- Заодно и дату рождения твоего сына выяснил. Валентин - ведь так его зовут, верно? Как-то не получается уложить твою легенду в требуемые сроки.
Неожиданно он грубо схватил меня за локоть, развернул к себе и хамски поинтересовался на повышенных тонах - что выдавало крайнюю взволнованность, поскольку было ему совершенно не свойственно:
- Это ведь я тебе ребёночка сделал тогда в Магнитогорске, фактически на глазах у собственной жены - да, Елфимова?
Глава 3. Оксана. Бесславный старт в Магнитогорске.
Тогда, шесть лет назад, места в самолёте до Магнитогорска у нас с Завельским оказались рядом. Накануне я в спешке дописывала доклад для симпозиума - поэтому, уморившись, заснула и сползла на него. Когда проснулась и сообразила, что весь полёт проспала, привалившись к нему и положив голову ему на плечо, было поздно; натолкнулась взглядом на его смеющиеся глаза и почувствовала, что нещадно краснею.

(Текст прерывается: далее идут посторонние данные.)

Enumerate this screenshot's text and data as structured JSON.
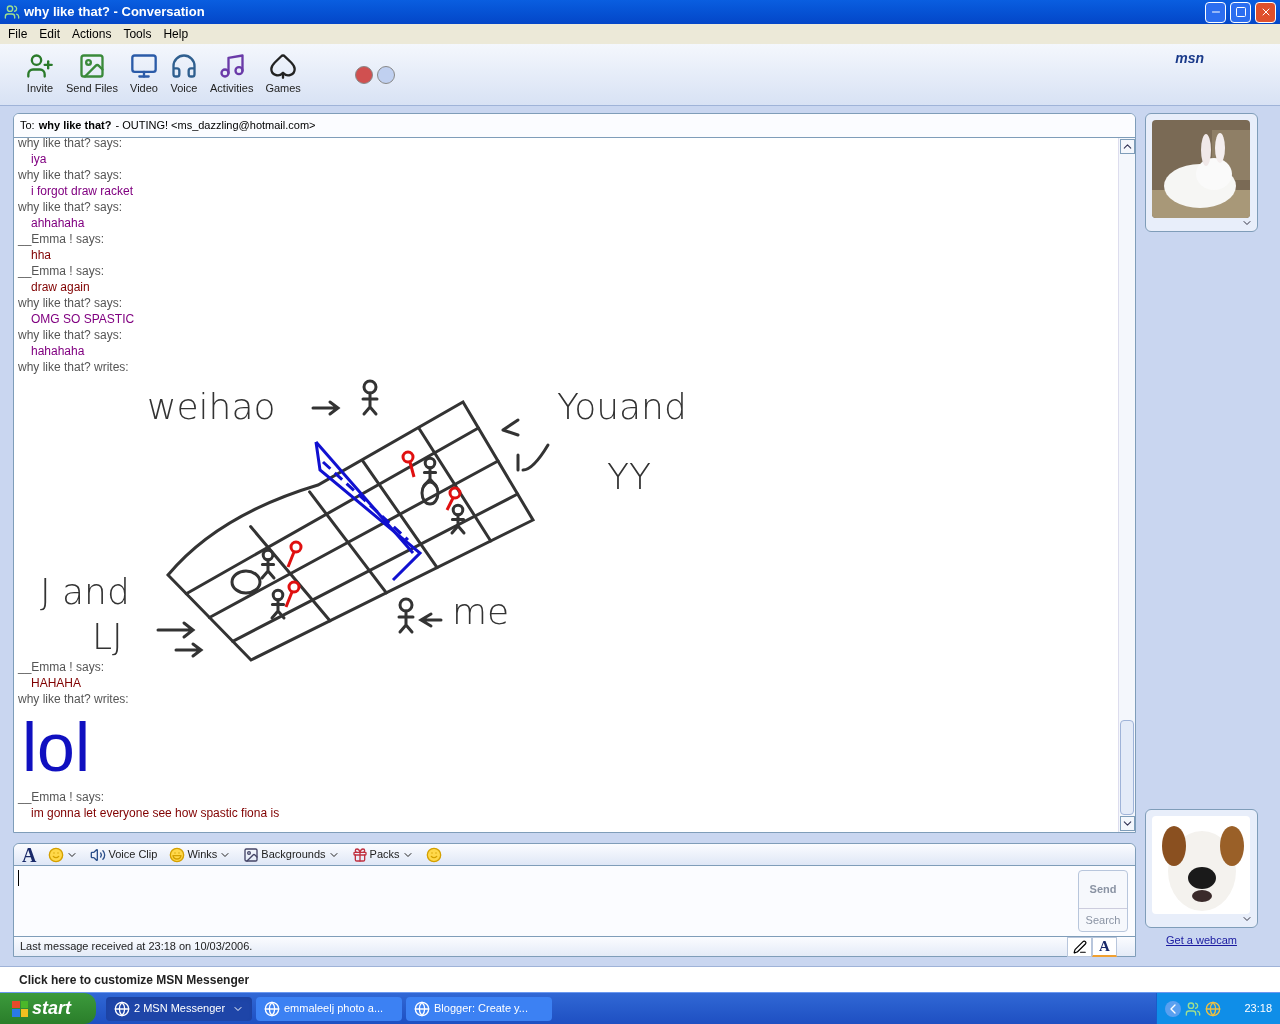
{
  "window": {
    "title": "why like that? - Conversation"
  },
  "menu": [
    "File",
    "Edit",
    "Actions",
    "Tools",
    "Help"
  ],
  "toolbar": [
    {
      "kind": "invite",
      "label": "Invite"
    },
    {
      "kind": "files",
      "label": "Send Files"
    },
    {
      "kind": "video",
      "label": "Video"
    },
    {
      "kind": "voice",
      "label": "Voice"
    },
    {
      "kind": "activities",
      "label": "Activities"
    },
    {
      "kind": "games",
      "label": "Games"
    }
  ],
  "brand": "msn",
  "to": {
    "label": "To:",
    "name": "why like that?",
    "detail": "- OUTING! <ms_dazzling@hotmail.com>"
  },
  "messages": [
    {
      "kind": "text",
      "sender": "why like that? says:",
      "text": "iya",
      "color": "#800080"
    },
    {
      "kind": "text",
      "sender": "why like that? says:",
      "text": "i forgot draw racket",
      "color": "#800080"
    },
    {
      "kind": "text",
      "sender": "why like that? says:",
      "text": "ahhahaha",
      "color": "#800080"
    },
    {
      "kind": "text",
      "sender": "__Emma ! says:",
      "text": "hha",
      "color": "#800000"
    },
    {
      "kind": "text",
      "sender": "__Emma ! says:",
      "text": "draw again",
      "color": "#800000"
    },
    {
      "kind": "text",
      "sender": "why like that? says:",
      "text": "OMG SO SPASTIC",
      "color": "#800080"
    },
    {
      "kind": "text",
      "sender": "why like that? says:",
      "text": "hahahaha",
      "color": "#800080"
    },
    {
      "kind": "sketch",
      "sender": "why like that? writes:",
      "words": [
        "weihao",
        "Youand",
        "YY",
        "J and",
        "LJ",
        "me"
      ]
    },
    {
      "kind": "text",
      "sender": "__Emma ! says:",
      "text": "HAHAHA",
      "color": "#800000"
    },
    {
      "kind": "handwriting",
      "sender": "why like that? writes:",
      "words": [
        "lol"
      ]
    },
    {
      "kind": "text",
      "sender": "__Emma ! says:",
      "text": "im gonna let everyone see how spastic fiona is",
      "color": "#800000"
    }
  ],
  "compose_tools": [
    {
      "kind": "font",
      "label": "A",
      "dropdown": false
    },
    {
      "kind": "emoticon",
      "dropdown": true
    },
    {
      "kind": "voice",
      "label": "Voice Clip",
      "dropdown": false
    },
    {
      "kind": "wink",
      "label": "Winks",
      "dropdown": true
    },
    {
      "kind": "background",
      "label": "Backgrounds",
      "dropdown": true
    },
    {
      "kind": "pack",
      "label": "Packs",
      "dropdown": true
    },
    {
      "kind": "nudge",
      "dropdown": false
    }
  ],
  "send": "Send",
  "search": "Search",
  "status": "Last message received at 23:18 on 10/03/2006.",
  "mode_tabs": [
    {
      "kind": "handwriting",
      "selected": false
    },
    {
      "kind": "type",
      "label": "A",
      "selected": true
    }
  ],
  "webcam_link": "Get a webcam",
  "customize": "Click here to customize MSN Messenger",
  "taskbar": {
    "start": "start",
    "tasks": [
      {
        "label": "2 MSN Messenger",
        "selected": true,
        "dropdown": true
      },
      {
        "label": "emmaleelj photo a...",
        "selected": false,
        "dropdown": false
      },
      {
        "label": "Blogger: Create y...",
        "selected": false,
        "dropdown": false
      }
    ],
    "clock": "23:18"
  }
}
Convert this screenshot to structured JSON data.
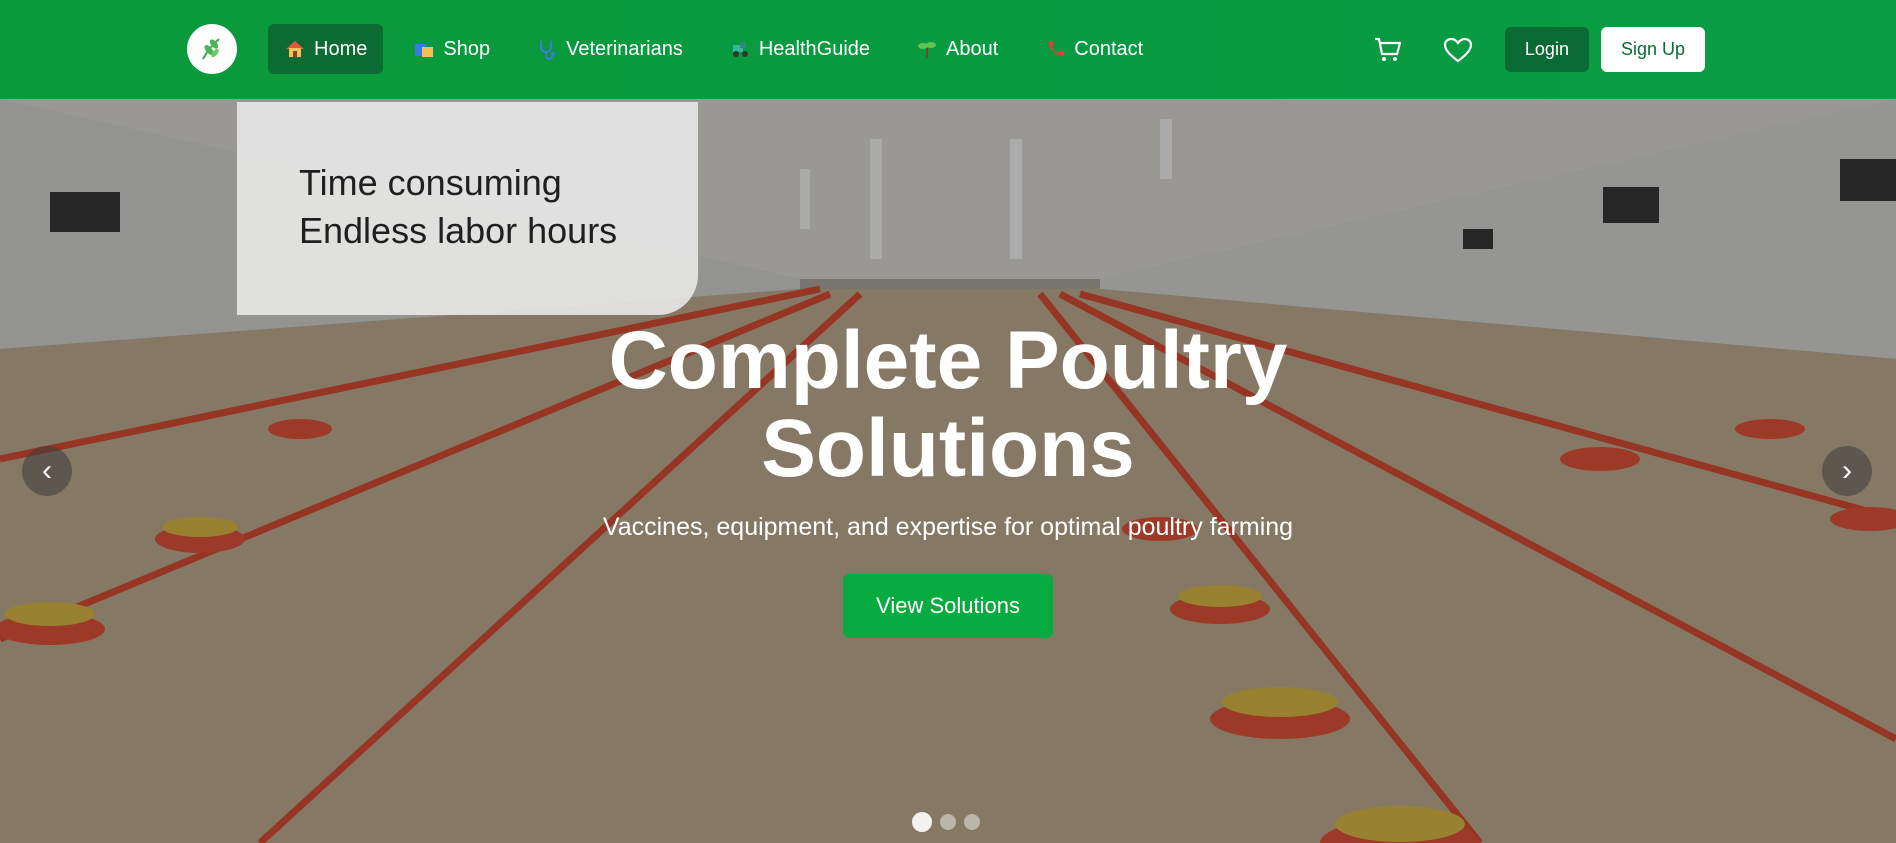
{
  "nav": {
    "items": [
      {
        "label": "Home",
        "icon": "house-icon",
        "active": true
      },
      {
        "label": "Shop",
        "icon": "shop-icon"
      },
      {
        "label": "Veterinarians",
        "icon": "stethoscope-icon"
      },
      {
        "label": "HealthGuide",
        "icon": "tractor-icon"
      },
      {
        "label": "About",
        "icon": "seedling-icon"
      },
      {
        "label": "Contact",
        "icon": "phone-icon"
      }
    ],
    "login_label": "Login",
    "signup_label": "Sign Up"
  },
  "hero": {
    "promo_line1": "Time consuming",
    "promo_line2": "Endless labor hours",
    "title_line1": "Complete Poultry",
    "title_line2": "Solutions",
    "subtitle": "Vaccines, equipment, and expertise for optimal poultry farming",
    "cta_label": "View Solutions",
    "prev_symbol": "‹",
    "next_symbol": "›",
    "slide_count": 3,
    "active_slide": 1
  },
  "colors": {
    "brand_green": "#0a9a3b",
    "dark_green": "#0a6a33",
    "cta_green": "#08ab40"
  }
}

- Я сохранил твою коробочку с едой, когда разносили. Поешь.
Какая трогательная забота. Наивная я не поняла, что в ту минуту он как раз начал обрабатывать меня - с далеко идущими планами устроить себе в эту поездку развлечение не только для ума, но и для тела.
Уже на следующий вечер, когда мы вернулись с заседаний и разбрелись по номерам, Завельский без и толики стеснения появился у меня на пороге с прямолинейным вопросом:
- Слушай, Оксана... тебе не хочется от этого освободиться?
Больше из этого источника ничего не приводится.